New paper on the implicit bias (or lack thereof) of stochastic gradient descent in the online learning setting https://arxiv.org/abs/2306.08590
We show that aside from the computational benefits, SGD noise (larger learning rate or smaller batches) do not offer implicit bias advantages.
With Nikhil Vyas, Depen Morwani, Rosie Zhao, Gal Kaplun, and Sham Kakade.

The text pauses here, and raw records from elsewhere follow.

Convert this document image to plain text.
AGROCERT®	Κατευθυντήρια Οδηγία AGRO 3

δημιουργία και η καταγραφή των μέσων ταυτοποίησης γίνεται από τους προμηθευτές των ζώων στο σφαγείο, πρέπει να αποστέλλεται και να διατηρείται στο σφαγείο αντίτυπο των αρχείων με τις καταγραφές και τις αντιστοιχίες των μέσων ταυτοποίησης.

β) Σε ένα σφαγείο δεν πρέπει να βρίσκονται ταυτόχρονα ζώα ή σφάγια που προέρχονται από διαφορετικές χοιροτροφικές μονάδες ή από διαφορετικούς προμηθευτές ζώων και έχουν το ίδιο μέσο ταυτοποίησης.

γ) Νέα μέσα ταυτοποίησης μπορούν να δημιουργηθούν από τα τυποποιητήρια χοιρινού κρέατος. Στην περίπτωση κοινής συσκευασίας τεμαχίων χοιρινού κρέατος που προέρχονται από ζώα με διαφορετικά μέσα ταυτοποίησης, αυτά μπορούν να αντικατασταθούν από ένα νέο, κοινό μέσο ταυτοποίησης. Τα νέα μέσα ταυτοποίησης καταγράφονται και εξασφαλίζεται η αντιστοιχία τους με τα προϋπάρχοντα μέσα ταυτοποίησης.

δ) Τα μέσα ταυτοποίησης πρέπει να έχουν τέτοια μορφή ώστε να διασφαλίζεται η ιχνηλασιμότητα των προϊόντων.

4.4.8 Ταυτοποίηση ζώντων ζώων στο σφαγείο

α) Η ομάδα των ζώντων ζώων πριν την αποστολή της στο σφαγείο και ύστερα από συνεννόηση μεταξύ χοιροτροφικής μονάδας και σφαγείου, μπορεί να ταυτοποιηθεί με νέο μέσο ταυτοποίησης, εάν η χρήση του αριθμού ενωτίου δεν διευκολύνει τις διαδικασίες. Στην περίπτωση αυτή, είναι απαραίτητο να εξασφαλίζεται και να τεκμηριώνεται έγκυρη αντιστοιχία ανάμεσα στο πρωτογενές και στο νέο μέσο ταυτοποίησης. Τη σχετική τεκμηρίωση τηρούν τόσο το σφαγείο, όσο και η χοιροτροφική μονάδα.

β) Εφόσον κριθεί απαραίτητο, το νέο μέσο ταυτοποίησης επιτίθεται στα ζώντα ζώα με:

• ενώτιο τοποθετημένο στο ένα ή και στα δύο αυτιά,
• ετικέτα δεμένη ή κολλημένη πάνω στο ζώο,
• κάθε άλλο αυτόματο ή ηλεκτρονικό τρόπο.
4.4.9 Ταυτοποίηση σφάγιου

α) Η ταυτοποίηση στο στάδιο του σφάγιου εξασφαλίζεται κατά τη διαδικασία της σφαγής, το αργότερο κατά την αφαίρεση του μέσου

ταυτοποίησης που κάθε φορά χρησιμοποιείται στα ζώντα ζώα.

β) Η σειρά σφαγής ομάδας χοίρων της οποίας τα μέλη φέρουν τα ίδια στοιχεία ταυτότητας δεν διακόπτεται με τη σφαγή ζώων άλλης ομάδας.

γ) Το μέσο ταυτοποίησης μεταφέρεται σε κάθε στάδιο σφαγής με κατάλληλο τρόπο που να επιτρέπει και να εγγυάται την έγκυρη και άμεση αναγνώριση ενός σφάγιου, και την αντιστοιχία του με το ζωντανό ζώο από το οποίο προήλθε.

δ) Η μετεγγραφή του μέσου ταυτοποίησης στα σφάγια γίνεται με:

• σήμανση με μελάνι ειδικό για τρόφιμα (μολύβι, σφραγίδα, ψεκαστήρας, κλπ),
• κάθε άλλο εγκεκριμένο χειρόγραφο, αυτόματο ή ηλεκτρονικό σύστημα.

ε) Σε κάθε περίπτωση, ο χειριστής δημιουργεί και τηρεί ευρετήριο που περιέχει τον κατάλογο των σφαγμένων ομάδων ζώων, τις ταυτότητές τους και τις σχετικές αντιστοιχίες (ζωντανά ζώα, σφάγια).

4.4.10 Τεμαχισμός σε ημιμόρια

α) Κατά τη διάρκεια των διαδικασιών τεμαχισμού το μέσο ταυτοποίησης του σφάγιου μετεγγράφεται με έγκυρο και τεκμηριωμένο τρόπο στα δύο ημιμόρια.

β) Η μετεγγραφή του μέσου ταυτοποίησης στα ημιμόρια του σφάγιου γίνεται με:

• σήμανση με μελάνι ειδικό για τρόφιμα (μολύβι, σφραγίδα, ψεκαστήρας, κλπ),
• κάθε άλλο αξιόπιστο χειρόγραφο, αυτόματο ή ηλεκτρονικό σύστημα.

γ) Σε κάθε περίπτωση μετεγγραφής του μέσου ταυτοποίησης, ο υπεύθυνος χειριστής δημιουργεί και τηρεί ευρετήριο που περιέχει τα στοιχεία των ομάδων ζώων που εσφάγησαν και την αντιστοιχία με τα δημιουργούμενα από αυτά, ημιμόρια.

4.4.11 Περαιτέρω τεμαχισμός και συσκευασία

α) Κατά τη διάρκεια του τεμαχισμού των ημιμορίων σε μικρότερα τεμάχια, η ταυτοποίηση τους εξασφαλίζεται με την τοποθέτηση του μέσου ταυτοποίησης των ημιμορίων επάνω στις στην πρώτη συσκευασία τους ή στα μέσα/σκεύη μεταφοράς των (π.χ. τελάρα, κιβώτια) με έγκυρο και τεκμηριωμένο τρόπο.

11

Beyond Implicit Bias: The Insignificance of SGD Noise in Online Learning
The success of SGD in deep learning has been ascribed by prior works to the implicit bias induced by finite batch sizes ("SGD noise"). While prior works focused on offline learning (i.e., multiple-epoch training), we study the impact of SGD noise on online (i.e., single epoch) learning. Through an extensive empirical analysis of image and language data, we demonstrate that small batch sizes do not confer any implicit bias advantages in online learning. In contrast to offline learning, the benefits of SGD noise in online learning are strictly computational, facilitating more cost-effective gradient steps. This suggests that SGD in the online regime can be construed as taking noisy steps along the "golden path" of the noiseless gradient descent algorithm. We study this hypothesis and provide supporting evidence in loss and function space. Our findings challenge the prevailing understanding of SGD and offer novel insights into its role in online learning.